Hypospadias is a congenital external genital malformation in which the urethral folds are incompletely fused, resulting in an abnormal opening of the ventral urethra of the penile [1]. Urethral seam fusion is formed proximally to distally along the GT. Any obstruction during seam fusion or remodeling along the tubercle may lead to an abnormal urethral orifice in hypospadias [2]. Hypospadias is a heterogeneous and multifactorial disease influenced by a combination of genetic, hormonal, and environmental factors [3]. Many studies have shown that bone morphogenetic protein (BMP), sonic hedgehog (Shh), fibroblast growth factor (FGF), transforming growth factor-β1 (TGF-β1), and other genes are involved in early urethral development [4,5]. A coordinated balance between androgens and estrogens in animals and humans is crucial to ensure normal penile development and function. Experiments with pregnant rats and mice treated with flutamide, an androgen receptor (AR) antagonist, resulted in hypospadias in the male offspring [6,7]. In addition, changes in estrogen levels might be a potential cause of hypospadias formation by mediating the action of androgens [8]. Animal studies have demonstrated a clear link between maternal exposure to endocrine-disrupting chemicals and male reproductive malformations [9,10]. Therefore, exploring the underlying mechanism of hypospadias is crucial to reducing its incidence.

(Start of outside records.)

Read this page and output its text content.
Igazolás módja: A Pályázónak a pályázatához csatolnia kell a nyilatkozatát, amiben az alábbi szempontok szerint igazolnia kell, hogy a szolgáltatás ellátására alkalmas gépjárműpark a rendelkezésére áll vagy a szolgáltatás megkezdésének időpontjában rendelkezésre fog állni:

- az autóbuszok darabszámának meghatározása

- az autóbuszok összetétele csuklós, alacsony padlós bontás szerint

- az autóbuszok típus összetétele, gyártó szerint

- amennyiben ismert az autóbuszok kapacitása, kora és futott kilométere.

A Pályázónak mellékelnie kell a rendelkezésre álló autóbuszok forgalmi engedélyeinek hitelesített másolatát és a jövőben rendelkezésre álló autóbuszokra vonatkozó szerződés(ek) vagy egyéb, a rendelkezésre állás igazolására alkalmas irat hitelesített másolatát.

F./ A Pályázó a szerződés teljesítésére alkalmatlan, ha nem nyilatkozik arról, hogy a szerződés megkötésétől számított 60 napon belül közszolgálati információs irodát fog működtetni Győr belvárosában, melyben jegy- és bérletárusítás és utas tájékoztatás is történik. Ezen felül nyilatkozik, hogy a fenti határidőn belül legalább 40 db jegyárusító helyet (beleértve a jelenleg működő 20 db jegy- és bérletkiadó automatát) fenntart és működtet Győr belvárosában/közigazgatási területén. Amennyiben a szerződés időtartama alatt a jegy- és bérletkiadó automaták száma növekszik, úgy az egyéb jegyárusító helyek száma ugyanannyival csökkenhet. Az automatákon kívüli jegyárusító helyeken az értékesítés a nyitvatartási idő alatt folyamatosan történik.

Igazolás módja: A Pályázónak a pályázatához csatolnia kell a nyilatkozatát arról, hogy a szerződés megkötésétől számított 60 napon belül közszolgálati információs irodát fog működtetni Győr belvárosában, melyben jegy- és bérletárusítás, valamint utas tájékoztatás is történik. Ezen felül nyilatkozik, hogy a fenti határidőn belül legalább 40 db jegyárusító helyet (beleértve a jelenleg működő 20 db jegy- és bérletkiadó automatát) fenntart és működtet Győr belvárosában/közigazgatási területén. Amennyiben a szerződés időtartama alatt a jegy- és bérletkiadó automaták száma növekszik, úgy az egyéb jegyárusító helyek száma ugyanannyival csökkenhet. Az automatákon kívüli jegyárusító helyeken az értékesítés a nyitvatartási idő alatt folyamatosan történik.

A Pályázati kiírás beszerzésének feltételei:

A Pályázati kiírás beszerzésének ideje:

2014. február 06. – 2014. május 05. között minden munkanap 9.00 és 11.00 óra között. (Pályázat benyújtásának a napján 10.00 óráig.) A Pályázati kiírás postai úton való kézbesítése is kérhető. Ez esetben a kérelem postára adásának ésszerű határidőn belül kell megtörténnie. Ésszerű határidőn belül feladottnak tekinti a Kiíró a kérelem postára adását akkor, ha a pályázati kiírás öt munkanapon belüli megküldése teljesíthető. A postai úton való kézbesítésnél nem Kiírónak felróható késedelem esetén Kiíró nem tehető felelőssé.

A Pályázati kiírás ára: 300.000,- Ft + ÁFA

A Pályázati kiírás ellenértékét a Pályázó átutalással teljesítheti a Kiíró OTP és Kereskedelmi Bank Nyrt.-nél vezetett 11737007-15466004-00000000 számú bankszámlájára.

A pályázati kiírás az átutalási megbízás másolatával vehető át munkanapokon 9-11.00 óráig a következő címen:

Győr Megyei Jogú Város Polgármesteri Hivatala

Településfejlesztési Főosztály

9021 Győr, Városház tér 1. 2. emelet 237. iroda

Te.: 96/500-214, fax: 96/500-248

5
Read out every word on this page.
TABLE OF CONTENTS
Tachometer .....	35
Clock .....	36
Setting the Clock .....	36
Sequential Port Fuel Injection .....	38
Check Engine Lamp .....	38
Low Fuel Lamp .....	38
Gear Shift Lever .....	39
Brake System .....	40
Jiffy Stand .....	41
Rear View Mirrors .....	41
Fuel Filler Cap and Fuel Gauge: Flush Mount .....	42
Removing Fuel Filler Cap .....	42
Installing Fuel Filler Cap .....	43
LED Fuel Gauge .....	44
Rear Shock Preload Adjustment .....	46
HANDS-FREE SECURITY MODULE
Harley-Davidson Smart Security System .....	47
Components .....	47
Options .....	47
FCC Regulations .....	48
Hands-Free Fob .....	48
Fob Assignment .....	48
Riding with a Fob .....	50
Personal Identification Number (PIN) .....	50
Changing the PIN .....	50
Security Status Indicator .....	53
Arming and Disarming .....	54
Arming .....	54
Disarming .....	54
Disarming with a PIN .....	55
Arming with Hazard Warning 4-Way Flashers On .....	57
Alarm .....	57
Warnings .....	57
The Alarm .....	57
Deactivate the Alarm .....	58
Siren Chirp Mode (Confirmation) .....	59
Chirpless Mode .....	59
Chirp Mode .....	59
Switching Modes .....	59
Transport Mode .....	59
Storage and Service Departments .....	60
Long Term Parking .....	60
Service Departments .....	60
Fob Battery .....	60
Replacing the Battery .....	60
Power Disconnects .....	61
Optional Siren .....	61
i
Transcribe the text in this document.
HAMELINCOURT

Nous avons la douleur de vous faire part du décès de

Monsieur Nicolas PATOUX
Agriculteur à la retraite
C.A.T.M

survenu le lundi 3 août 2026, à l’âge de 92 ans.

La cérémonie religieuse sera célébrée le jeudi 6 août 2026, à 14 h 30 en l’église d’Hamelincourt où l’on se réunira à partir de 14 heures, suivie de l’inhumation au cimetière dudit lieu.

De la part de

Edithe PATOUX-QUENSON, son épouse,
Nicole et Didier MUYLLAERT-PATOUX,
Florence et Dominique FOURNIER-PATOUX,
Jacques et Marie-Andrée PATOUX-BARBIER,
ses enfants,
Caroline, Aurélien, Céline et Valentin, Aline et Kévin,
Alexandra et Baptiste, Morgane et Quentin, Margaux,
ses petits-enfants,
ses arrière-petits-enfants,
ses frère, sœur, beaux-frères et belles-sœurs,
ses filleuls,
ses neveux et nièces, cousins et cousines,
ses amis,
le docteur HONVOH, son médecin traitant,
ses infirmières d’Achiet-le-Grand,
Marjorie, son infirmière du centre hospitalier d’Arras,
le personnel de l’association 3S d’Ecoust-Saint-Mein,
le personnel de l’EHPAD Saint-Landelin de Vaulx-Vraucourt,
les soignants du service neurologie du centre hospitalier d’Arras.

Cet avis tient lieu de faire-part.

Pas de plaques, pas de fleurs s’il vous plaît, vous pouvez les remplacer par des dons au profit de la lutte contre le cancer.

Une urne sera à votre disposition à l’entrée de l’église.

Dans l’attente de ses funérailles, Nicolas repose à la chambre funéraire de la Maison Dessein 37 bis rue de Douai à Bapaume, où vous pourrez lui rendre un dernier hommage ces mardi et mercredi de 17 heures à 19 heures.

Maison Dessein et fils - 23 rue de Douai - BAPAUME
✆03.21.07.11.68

In the RAS superfamily of small GTPases, Rho, Rab, and Arf subfamilies are involved in integrin trafficking, and an essential function of Rab and Arf members is to regulate various cellular processes such as membrane dynamics, cell differentiation, and receptor transport. Rab proteins regulate vesicle transport and intracellular signal transduction for normal cellular activities [11]. Changes in Rab proteins and their effectors are associated with many human diseases, including cancer. Rab25 (Rab11c) enhances the aggression of tumor cells by participating in various pathways related to cell proliferation, apoptosis, viability, and regulation of integrin circulation [12]. Rab25 regulates cell polarity, proliferation, and apoptosis during the development of multiple cell lines [11,13,14]. Rab25 can act as either a tumor suppressor or promoter, depending on the cancer context. There has been extensive research on Rab25 in various cancers, but few studies have evaluated the effect of Rab25 on external genitalia development and hypospadias formation. We previously reported a loss of Rab25 expression in the hypospadias group compared with that in the control group [15]. Determining the developmental defects of GTs is often challenging in the embryonic period. Rab25 expression was observed in GTs of male fetal mice at 18.5 days of gestation and the morphology of GTs tended to be complete at this time point, so we selected the GD 18.5 mouse model. Therefore, a better understanding of the function of Rab25 can contribute to determining the role of Rab25 in urethral development.